Today’s Cali challenge: charge up my phone, and see if it’ll last me. My iPhone 3g-saurus is built for only about 8 hours standby time and less than that when it’s being used. Atleast, that’s how it is now since the crash~ I was hoping it would atleast get me far enough for some photos of downtown. From the Metro blue line up to 7th street Metro center in LA, hopped onto the Red line, then the Gold line up one stop to Little Tokyo.
From the platform, across the street is the Japanese American museum, the MOCA (museum of Contemporary Art), and an outdoor market. There’s a plethora of Japanese restaurants featuring the tastiest in takoyaki (octopus meatballs on a stick), udon houses, and of course, sushi. From the traditional sit-down restaurants that look like old-world tea houses to the modern revolving sushi restaurants, there’s something raw for everyone. Kula is where I decided to stop and relax while I munch on their $2 plates of sushi. It’s a revolving restaurant, meaning every plate is fresh and comes on a conveyor belt for the taking. I managed 4 plates before deciding to explore some Hello Kitty shops. What heaven- me and HK are besties in another universe. A place in my heart where everything is pink and shiny and Im perpetually 9 years old. I love that cat, her twin sister Mimi, and her bf, Dear Daniel.
Back on the metro Gold line, I hovered over the afternoon 101 traffic over to Chinatown. Here, a good majority of the population is, of course, Chinese or Chinese-American. Everywhere you look, signs are either in Chinese/English combo or JUST Chinese. This has made it easy for some to live without ever having to learn or use English. Perfect example: today’s snack was a moon cake in celebration of the new year. I ventured into a humble-looking bakery where the elderly came to play mahjong and gossip. In the glass, ornately stamped moon cakes were displayed over a sign: “$1 small $3 large” [sic]. With my last cash dollar (most shops in Little Tokyo & Chinatown only take cash- carry at least $40 if you can in order to avoid using expensive atms), I asked for a small moon cake. Stares. Oh no, the bakery lady either was deaf or she didn’t understand English. I calmly tried pointing to what I wanted while I thought, “is pointing considered offensive?!” Her: “Chinese words Chinese words, Chinese words and more Chinese words?” Me: “Um, sure, yes”, as she lifts up a cake. She hands it to me, “Chinese words, one dollar, Chinese words”, before I carefully hand her the money. “Xie xie,” I muster with wide-eyed humility. Maybe I should’ve studied Chinese rather than Korean.

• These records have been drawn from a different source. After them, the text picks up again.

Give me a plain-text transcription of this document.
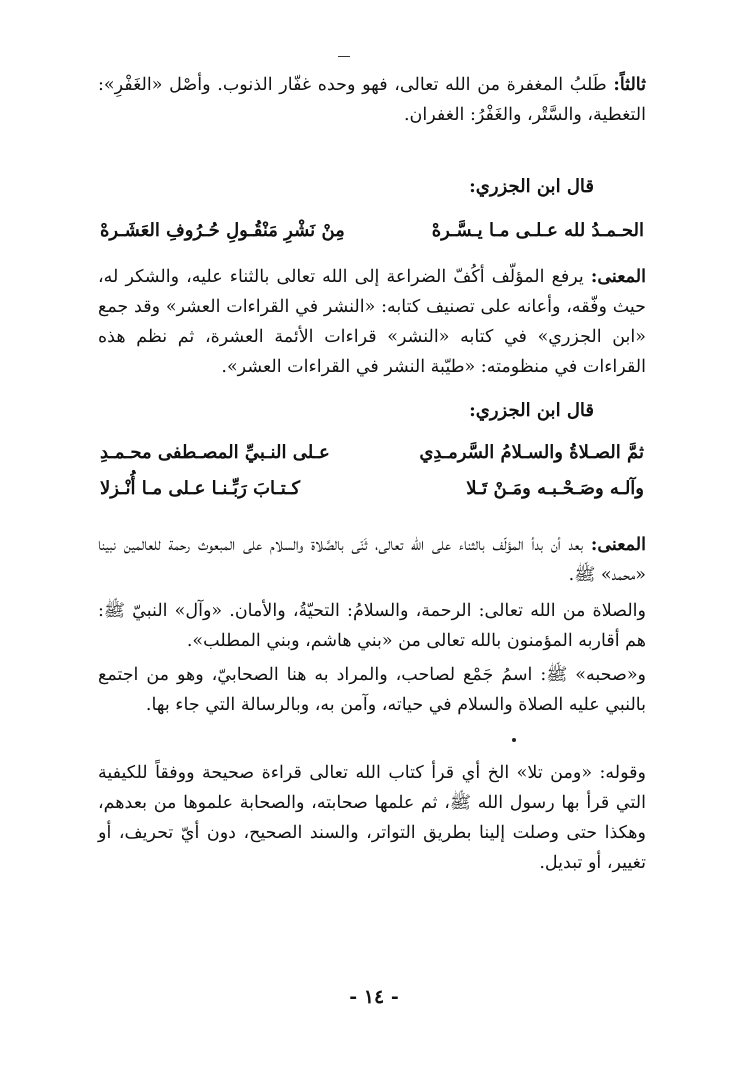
ثالثاً: طَلبُ المغفرة من الله تعالى، فهو وحده غفّار الذنوب. وأصْل «الغَفْرِ»: التغطية، والسَّتْر، والغَفْرُ: الغفران.

قال ابن الجزري:
الحـمـدُ لله عـلـى مـا يـسَّـرهْ
مِنْ نَشْرِ مَنْقُـولِ حُـرُوفِ العَشَـرهْ

المعنى: يرفع المؤلّف أكُفّ الضراعة إلى الله تعالى بالثناء عليه، والشكر له، حيث وفّقه، وأعانه على تصنيف كتابه: «النشر في القراءات العشر» وقد جمع «ابن الجزري» في كتابه «النشر» قراءات الأئمة العشرة، ثم نظم هذه القراءات في منظومته: «طيّبة النشر في القراءات العشر».

قال ابن الجزري:
ثمَّ الصـلاةُ والسـلامُ السَّرمـدِي
عـلى النـبيِّ المصـطفى محـمـدِ
وآلـه وصَـحْـبـه ومَـنْ تَـلا
كـتـابَ رَبِّـنـا عـلى مـا أُنْـزلا

المعنى: بعد أن بدأ المؤلّف بالثناء على الله تعالى، ثَنّى بالصَّلاة والسلام على المبعوث رحمة للعالمين نبينا «محمد» ﷺ.

والصلاة من الله تعالى: الرحمة، والسلامُ: التحيّةُ، والأمان. «وآل» النبيّ ﷺ: هم أقاربه المؤمنون بالله تعالى من «بني هاشم، وبني المطلب».

و«صحبه» ﷺ: اسمُ جَمْع لصاحب، والمراد به هنا الصحابيّ، وهو من اجتمع بالنبي عليه الصلاة والسلام في حياته، وآمن به، وبالرسالة التي جاء بها.

وقوله: «ومن تلا» الخ أي قرأ كتاب الله تعالى قراءة صحيحة ووفقاً للكيفية التي قرأ بها رسول الله ﷺ، ثم علمها صحابته، والصحابة علموها من بعدهم، وهكذا حتى وصلت إلينا بطريق التواتر، والسند الصحيح، دون أيّ تحريف، أو تغيير، أو تبديل.

- ١٤ -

Afterward, I contemplated buying a roast duck. They hung from the windows like greasy delicious drapes. Then I realized I was out of cash and there was no Wells Fargo in sight. Oh well, next time. As I walked to the platform, a building caught my eye- it was the headquarters of Homeboy Industries. A beautiful new, but out of place, building on the corner of Chinatown and ghetto, it’s a non-profit mecca for those seeking a way out of gang life. Unfortunately it was too late in the day and the Homegirl Cafe had closed for the day. It’s only open 7am-1:30pm Mondays, 7am-2:30pm Tuesdays-Fridays and 9-2:30pm on Saturdays for brunch. I definitely would come back as I’ve tried their products (chips, salsas, etc.) before and appreciate the cause.
Before I got home, I took the Blue to the green line to try and get to Redondo Beach. My phone’s battery was currently at 20% and at the 4th to the last stop before Redondo, nature called me up. If you’re ever caught in that position, let it be known that almost none of the metro stops have public restrooms >_< . There’s a Hilton hotel off the Mariposa stop where, if you walk in like you own the joint, you can use their lobby restroom.
I never made it to Redondo as my phone ended up at 3% before shutting off just as I got to Long Beach. But all in all, I had revolving sushi, unlearned Chinese, found Gang rehab, bought a couple of prickly pears, and reduced my carbon footprint. Can’t wait to do it again!